Young males in particular are known to travel spectacular distances, going on long solo walks for hundreds of miles to stake out new territory or search out a mate. The animal photographed on Mount Adams may have been on just such a walkabout. But no one knows for sure.
Wolverines are the largest land-based animal in the weasel family -- sea otters beat them in size. They grow to about 3 feet in length and weigh up to 40 pounds.

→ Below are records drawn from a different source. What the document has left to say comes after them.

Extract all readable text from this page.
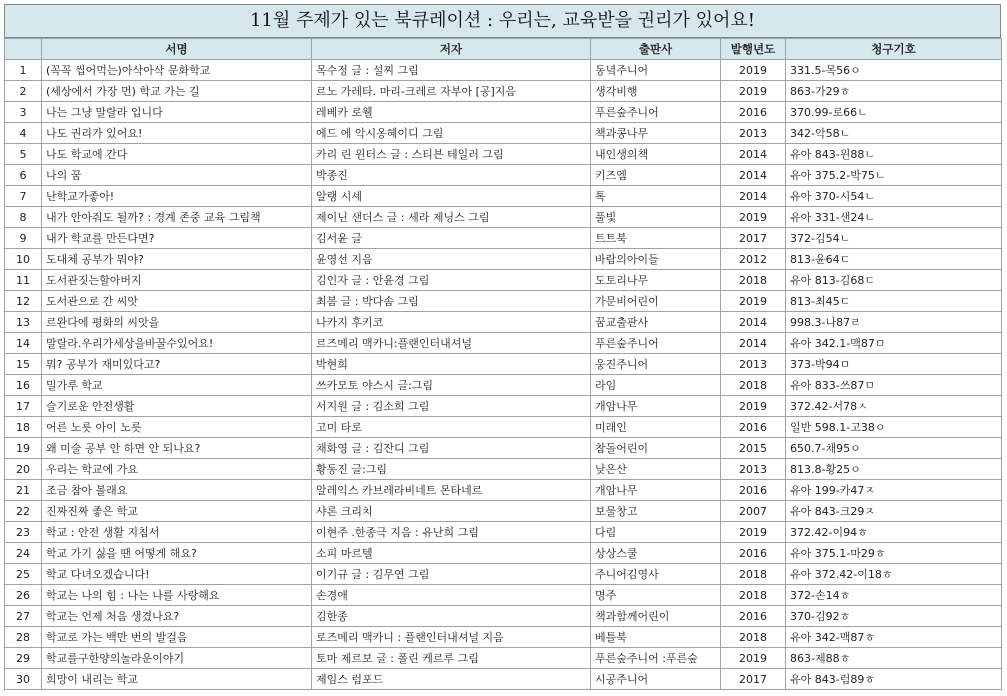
11월 주제가 있는 북큐레이션 : 우리는, 교육받을 권리가 있어요!
	서명	저자	출판사	발행년도	청구기호
1	(꼭꼭 씹어먹는)아삭아삭 문화학교	목수정 글 : 설찌 그림	동녘주니어	2019	331.5-목56ㅇ
2	(세상에서 가장 먼) 학교 가는 길	르노 가레타. 마리-크레르 자부아 [공]지음	생각비행	2019	863-가29ㅎ
3	나는 그냥 말랄라 입니다	레베카 로웰	푸른숲주니어	2016	370.99-로66ㄴ
4	나도 권리가 있어요!	에드 에 악시옹혜이디 그림	책과콩나무	2013	342-악58ㄴ
5	나도 학교에 간다	카리 린 윈터스 글 : 스티븐 테일러 그림	내인생의책	2014	유아 843-윈88ㄴ
6	나의 꿈	박종진	키즈엠	2014	유아 375.2-박75ㄴ
7	난학교가좋아!	알랭 시셰	톡	2014	유아 370-시54ㄴ
8	내가 안아줘도 될까? : 경계 존중 교육 그림책	제이닌 샌더스 글 : 세라 제닝스 그림	풀빛	2019	유아 331-샌24ㄴ
9	내가 학교를 만든다면?	김서윤 글	트트북	2017	372-김54ㄴ
10	도대체 공부가 뭐야?	윤영선 지음	바람의아이들	2012	813-윤64ㄷ
11	도서관짓는할아버지	김인자 글 : 안윤경 그림	도토리나무	2018	유아 813-김68ㄷ
12	도서관으로 간 씨앗	최봄 글 : 박다솜 그림	가문비어린이	2019	813-최45ㄷ
13	르완다에 평화의 씨앗을	나카지 후키코	꿈교출판사	2014	998.3-나87ㄹ
14	말랄라.우리가세상을바꿀수있어요!	르즈메리 맥카니:플랜인터내셔널	푸른숲주니어	2014	유아 342.1-맥87ㅁ
15	뭐? 공부가 재미있다고?	박현희	웅진주니어	2013	373-박94ㅁ
16	밀가루 학교	쓰카모토 야스시 글:그림	라임	2018	유아 833-쓰87ㅁ
17	슬기로운 안전생활	서지원 글 : 김소희 그림	개암나무	2019	372.42-서78ㅅ
18	어른 노릇 아이 노릇	고미 타로	미래인	2016	일반 598.1-고38ㅇ
19	왜 미술 공부 안 하면 안 되나요?	채화영 글 : 김잔디 그림	참돌어린이	2015	650.7-채95ㅇ
20	우리는 학교에 가요	황동진 글:그림	낮은산	2013	813.8-황25ㅇ
21	조금 참아 볼래요	알레익스 카브레라비네트 몬타네르	개암나무	2016	유아 199-카47ㅈ
22	진짜진짜 좋은 학교	샤론 크리치	보물창고	2007	유아 843-크29ㅈ
23	학교 : 안전 생활 지침서	이현주 .한종극 지음 : 유난희 그림	다림	2019	372.42-이94ㅎ
24	학교 가기 싫을 땐 어떻게 해요?	소피 마르텔	상상스쿨	2016	유아 375.1-마29ㅎ
25	학교 다녀오겠습니다!	이기규 글 : 김무연 그림	주니어김영사	2018	유아 372.42-이18ㅎ
26	학교는 나의 힘 : 나는 나를 사랑해요	손경애	명주	2018	372-손14ㅎ
27	학교는 언제 처음 생겼나요?	김한종	책과함께어린이	2016	370-김92ㅎ
28	학교로 가는 백만 번의 발걸음	로즈메리 맥카니 : 플랜인터내셔널 지음	베틀북	2018	유아 342-맥87ㅎ
29	학교를구한양의놀라운이야기	토마 제르보 글 : 폴린 케르루 그림	푸른숲주니어 :푸른숲	2019	863-제88ㅎ
30	희망이 내리는 학교	제임스 럼포드	시공주니어	2017	유아 843-럼89ㅎ
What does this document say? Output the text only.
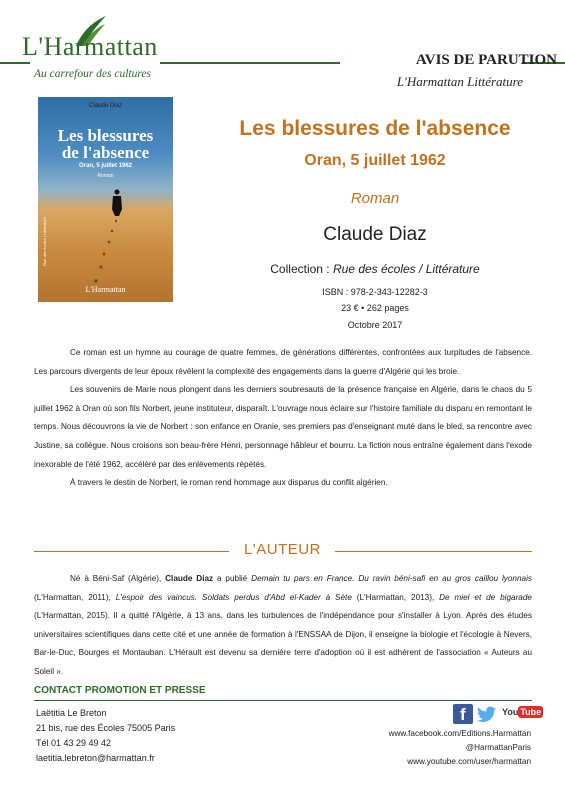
L'Harmattan
Au carrefour des cultures
AVIS DE PARUTION
L'Harmattan Littérature
Claude Diaz
Les blessures
de l'absence
Oran, 5 juillet 1962
Roman
Rue des écoles | Littérature
L'Harmattan
Les blessures de l'absence
Oran, 5 juillet 1962
Roman
Claude Diaz
Collection : Rue des écoles / Littérature
ISBN : 978-2-343-12282-3
23 € • 262 pages
Octobre 2017

Ce roman est un hymne au courage de quatre femmes, de générations différentes, confrontées aux turpitudes de l'absence. Les parcours divergents de leur époux révèlent la complexité des engagements dans la guerre d'Algérie qui les broie.

Les souvenirs de Marie nous plongent dans les derniers soubresauts de la présence française en Algérie, dans le chaos du 5 juillet 1962 à Oran où son fils Norbert, jeune instituteur, disparaît. L'ouvrage nous éclaire sur l'histoire familiale du disparu en remontant le temps. Nous découvrons la vie de Norbert : son enfance en Oranie, ses premiers pas d'enseignant muté dans le bled, sa rencontre avec Justine, sa collègue. Nous croisons son beau-frère Henri, personnage hâbleur et bourru. La fiction nous entraîne également dans l'exode inexorable de l'été 1962, accéléré par des enlèvements répétés.

À travers le destin de Norbert, le roman rend hommage aux disparus du conflit algérien.

L'AUTEUR

Né à Béni-Saf (Algérie), Claude Diaz a publié Demain tu pars en France. Du ravin béni-safi en au gros caillou lyonnais (L'Harmattan, 2011), L'espoir des vaincus. Soldats perdus d'Abd el-Kader à Sète (L'Harmattan, 2013), De miel et de bigarade (L'Harmattan, 2015). Il a quitté l'Algérie, à 13 ans, dans les turbulences de l'indépendance pour s'installer à Lyon. Après des études universitaires scientifiques dans cette cité et une année de formation à l'ENSSAA de Dijon, il enseigne la biologie et l'écologie à Nevers, Bar-le-Duc, Bourges et Montauban. L'Hérault est devenu sa dernière terre d'adoption où il est adhérent de l'association « Auteurs au Soleil ».

CONTACT PROMOTION ET PRESSE
Laëtitia Le Breton
21 bis, rue des Écoles 75005 Paris
Tél 01 43 29 49 42
laetitia.lebreton@harmattan.fr
f	You Tube
www.facebook.com/Editions.Harmattan
@HarmattanParis
www.youtube.com/user/harmattan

They mostly scavenge carcasses, which they can smell from great distances. They have powerful jaws, enabling them to snap through frozen bones and carrion. They can dig, claw and bite, even through dirt and wood, to get at a dead or hibernating animal under many feet of snow.
Rare as they are, wolverines are not federally listed for protection. But that may change as a result of a lawsuit that has sent the feds back for a nationwide review to determine if challenges to the animal's survival, including climate change, merit listing it as threatened or endangered.
"We want to understand where these carnivores are coming from, how long they have been there, to understand what is going on in the South Cascades, to determine if these populations need some conservation protection," said Jocelyn Akins, a wildlife biologist who started the Cascades Carnivore Project in February 2008, using remote cameras to document the presence of elusive animals.
She has 11 cameras on Mount Adams above 3,000 feet, and routinely skis 12 miles at a clip to check on them.
Reached by cellphone on the south slopes of Mount Adams, she was checking photos on a motion-sensor camera -- 1,700 images in all from just one week -- that captured an entire catalog of species, from bear to short-tailed weasels, elk, deer, porcupine and birds, with a few hikers, forest fire fighters and a skier thrown in for good measure. Not to mention a yellow Labrador.
"I've got the best job out there," she said.
She uses bait to draw the animals. "Chicken is nice; it doesn't have any hair that interferes with the hair samples we collect," Akins said.
The hair samples are collected from a wire brush on a belt around the tree, and used to log the DNA of animals checking out the camera station.
Keith Aubry, research biologist at the U.S. Forest Service's Pacific Northwest Research Station in Olympia specializing in rare forest carnivores, called the wolverine sighting "exciting and potentially important. It's likely an animal that came from somewhere else and is wandering, and we don't know what it may lead to. It may expand their current range."